Differential Diagnoses: Summary

 

Notice as with other forms of causal inference and scientific inquiry the doctor begins in the imaginative and creative phase by hypothesizing possible causes and then proceeds through a methodological elimination process of possible candidates via the process of falsification.

 

If P then Q

~Q

Therefore:

~P

 

However, it is important the doctor not start with too many (fanciful) possible options, but start with the most likely contenders.  This is not only to conserve energy and resources, but also time.  It is very possible that the condition needs to be addressed promptly.  Too much time spent eliminating “wild goose chases” is not in the interest of the patient.  Nevertheless, that is an art, rather than a formulaic process, sometimes requiring hunches and intuitions.  Still, this remains a sort of process of elimination such that the last man standing is the likely cause of the symptoms.  This is again an instance of inference to the best explanation.

 

“When you have eliminated all which is impossible, then whatever remains, however improbable, must be the truth.” ~ Arthur Conan Doyle, The Case-Book of Sherlock Holmes



[1] Causal Arguments attempt to establish a relationship between a cause and an effect. These kinds of arguments are very important if I am recommending a particular course of action based on what I allege will be the positive consequences that would result.  Likewise, if I am arguing that a course of action is unwise and should be avoided because of the negative consequences, it will be necessary for me to establish that the action would cause certain (undesirable) effects.  A little later in this course we will be looking at moral reasoning. One kind of moral reason is a “consequentialist reason.”  It suggests that we ought or ought not to do something based on the causal results of that behavior in question. That is, it suggests we ought to do things which have good consequences and avoid things which have bad consequences. But these are most often empirical causal claims and so for the moral argument to be successful, in addition to the moral argument itself, the proponent must provide the causal argument which supports the consequentialist reasoning.

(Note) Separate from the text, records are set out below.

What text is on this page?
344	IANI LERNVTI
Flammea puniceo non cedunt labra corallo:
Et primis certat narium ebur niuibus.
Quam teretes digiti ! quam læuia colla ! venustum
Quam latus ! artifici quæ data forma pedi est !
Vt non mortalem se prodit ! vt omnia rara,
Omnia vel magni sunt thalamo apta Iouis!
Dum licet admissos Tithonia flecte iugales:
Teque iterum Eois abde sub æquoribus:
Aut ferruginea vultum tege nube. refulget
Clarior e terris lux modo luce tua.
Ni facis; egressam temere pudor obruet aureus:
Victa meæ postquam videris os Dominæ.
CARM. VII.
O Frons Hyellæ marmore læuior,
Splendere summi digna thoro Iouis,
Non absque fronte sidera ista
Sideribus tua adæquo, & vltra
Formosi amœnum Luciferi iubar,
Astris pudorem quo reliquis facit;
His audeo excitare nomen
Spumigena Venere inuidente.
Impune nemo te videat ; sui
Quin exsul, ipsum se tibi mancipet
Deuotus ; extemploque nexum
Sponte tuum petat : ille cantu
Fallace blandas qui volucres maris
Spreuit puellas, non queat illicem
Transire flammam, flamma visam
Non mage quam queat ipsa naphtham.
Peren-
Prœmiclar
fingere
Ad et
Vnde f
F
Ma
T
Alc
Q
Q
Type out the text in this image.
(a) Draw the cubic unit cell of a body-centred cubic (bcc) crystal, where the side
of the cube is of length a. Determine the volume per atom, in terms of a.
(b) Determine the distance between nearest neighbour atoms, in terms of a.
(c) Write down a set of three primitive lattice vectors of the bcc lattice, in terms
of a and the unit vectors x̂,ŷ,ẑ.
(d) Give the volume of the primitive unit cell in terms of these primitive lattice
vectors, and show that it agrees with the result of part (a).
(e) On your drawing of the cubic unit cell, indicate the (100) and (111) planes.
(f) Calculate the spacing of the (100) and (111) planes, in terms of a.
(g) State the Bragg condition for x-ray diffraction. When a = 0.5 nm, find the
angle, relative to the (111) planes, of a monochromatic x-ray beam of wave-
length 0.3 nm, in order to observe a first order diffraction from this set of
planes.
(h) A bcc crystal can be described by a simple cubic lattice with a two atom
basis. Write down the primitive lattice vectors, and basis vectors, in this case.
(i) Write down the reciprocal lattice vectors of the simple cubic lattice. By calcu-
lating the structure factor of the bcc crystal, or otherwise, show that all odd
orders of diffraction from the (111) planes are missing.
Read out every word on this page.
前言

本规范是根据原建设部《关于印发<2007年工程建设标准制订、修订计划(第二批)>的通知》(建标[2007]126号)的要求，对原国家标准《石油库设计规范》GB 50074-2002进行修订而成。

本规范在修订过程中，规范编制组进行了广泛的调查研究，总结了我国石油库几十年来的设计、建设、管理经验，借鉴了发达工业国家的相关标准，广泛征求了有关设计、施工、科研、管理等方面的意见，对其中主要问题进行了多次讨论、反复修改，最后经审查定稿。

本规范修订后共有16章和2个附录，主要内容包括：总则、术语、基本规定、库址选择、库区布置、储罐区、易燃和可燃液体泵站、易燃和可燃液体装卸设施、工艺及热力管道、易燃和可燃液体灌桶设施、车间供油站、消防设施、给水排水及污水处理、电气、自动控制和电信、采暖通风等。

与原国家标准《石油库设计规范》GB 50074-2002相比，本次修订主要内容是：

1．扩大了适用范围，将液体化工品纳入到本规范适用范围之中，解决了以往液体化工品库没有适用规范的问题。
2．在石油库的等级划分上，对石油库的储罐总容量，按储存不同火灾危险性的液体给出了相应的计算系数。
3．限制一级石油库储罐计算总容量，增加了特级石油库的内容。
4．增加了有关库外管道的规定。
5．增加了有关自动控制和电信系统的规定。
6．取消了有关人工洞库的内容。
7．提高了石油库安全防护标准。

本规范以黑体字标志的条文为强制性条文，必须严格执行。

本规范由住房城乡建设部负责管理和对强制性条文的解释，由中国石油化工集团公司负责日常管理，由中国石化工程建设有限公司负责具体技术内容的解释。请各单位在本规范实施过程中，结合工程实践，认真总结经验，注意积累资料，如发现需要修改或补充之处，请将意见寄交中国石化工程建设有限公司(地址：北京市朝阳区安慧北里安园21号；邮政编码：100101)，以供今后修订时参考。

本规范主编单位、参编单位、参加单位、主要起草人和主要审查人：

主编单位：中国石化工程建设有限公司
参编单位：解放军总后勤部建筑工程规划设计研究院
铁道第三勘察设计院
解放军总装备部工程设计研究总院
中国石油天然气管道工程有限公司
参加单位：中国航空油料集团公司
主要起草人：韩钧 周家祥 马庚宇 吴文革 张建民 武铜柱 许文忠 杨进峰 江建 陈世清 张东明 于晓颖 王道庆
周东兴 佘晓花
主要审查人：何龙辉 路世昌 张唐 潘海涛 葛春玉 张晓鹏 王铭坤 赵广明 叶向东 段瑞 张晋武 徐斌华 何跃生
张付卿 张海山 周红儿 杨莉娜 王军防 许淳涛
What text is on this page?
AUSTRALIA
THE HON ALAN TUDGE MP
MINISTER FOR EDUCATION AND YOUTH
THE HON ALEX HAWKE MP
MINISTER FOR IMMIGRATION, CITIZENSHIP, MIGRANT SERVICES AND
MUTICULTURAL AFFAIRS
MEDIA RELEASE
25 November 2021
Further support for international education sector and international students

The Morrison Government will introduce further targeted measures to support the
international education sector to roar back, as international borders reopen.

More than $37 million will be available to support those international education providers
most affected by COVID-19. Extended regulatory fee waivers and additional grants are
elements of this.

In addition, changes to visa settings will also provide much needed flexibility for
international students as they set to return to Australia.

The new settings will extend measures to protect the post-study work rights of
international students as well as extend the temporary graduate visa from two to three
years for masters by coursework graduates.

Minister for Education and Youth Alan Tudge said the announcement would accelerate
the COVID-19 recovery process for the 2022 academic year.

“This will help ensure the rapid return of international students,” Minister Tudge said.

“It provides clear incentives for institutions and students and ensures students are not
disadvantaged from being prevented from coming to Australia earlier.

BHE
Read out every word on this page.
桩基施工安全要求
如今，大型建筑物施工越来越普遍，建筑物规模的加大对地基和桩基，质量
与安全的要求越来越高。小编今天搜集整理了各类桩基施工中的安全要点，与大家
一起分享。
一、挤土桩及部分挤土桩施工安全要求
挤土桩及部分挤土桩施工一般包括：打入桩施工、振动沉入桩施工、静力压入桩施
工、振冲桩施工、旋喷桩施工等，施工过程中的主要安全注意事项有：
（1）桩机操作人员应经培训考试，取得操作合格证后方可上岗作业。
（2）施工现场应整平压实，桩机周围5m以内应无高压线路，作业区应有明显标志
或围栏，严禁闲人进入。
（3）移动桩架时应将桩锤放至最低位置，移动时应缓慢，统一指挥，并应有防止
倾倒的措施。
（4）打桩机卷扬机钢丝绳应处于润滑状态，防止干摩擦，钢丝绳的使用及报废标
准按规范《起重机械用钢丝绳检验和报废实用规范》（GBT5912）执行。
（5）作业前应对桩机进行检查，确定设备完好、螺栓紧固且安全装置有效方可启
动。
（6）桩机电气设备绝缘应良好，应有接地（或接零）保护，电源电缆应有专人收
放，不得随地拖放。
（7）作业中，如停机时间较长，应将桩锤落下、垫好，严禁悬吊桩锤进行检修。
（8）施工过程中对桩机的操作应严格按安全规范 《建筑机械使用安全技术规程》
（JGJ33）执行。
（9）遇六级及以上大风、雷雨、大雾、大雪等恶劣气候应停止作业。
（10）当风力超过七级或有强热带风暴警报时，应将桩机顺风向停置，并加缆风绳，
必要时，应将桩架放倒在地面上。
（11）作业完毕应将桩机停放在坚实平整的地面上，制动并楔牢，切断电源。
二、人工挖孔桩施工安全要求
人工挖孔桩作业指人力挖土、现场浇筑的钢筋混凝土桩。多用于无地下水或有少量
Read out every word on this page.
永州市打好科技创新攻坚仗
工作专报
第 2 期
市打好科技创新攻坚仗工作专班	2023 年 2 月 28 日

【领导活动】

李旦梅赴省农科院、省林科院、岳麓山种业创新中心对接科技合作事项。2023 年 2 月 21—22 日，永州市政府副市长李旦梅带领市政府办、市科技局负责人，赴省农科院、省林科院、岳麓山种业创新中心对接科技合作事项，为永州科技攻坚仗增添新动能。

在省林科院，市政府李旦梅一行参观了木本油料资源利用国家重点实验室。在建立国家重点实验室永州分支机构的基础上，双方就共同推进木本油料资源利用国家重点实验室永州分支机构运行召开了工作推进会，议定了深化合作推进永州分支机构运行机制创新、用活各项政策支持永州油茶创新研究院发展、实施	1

[2] Popper, Karl, The Logic of Scientific Discovery. London: Routledge, 1992, p. 280.

[3] Popper, Karl, British Council lecture given at Peterhouse, Cambridge, in Summer 1953. Published under the title "Philosophy of Science: a Personal Report" in C. A. Mace (ed.), British Philosophy in Mid-Century: a Cambridge Symposium. London: Allen & Unwin, 1966.

[4] The idea is frequently attributed to English Franciscan friar William of Ockham (c.  1287–1347), a Scholastic philosopher and theologian, although he never actually frames it this way.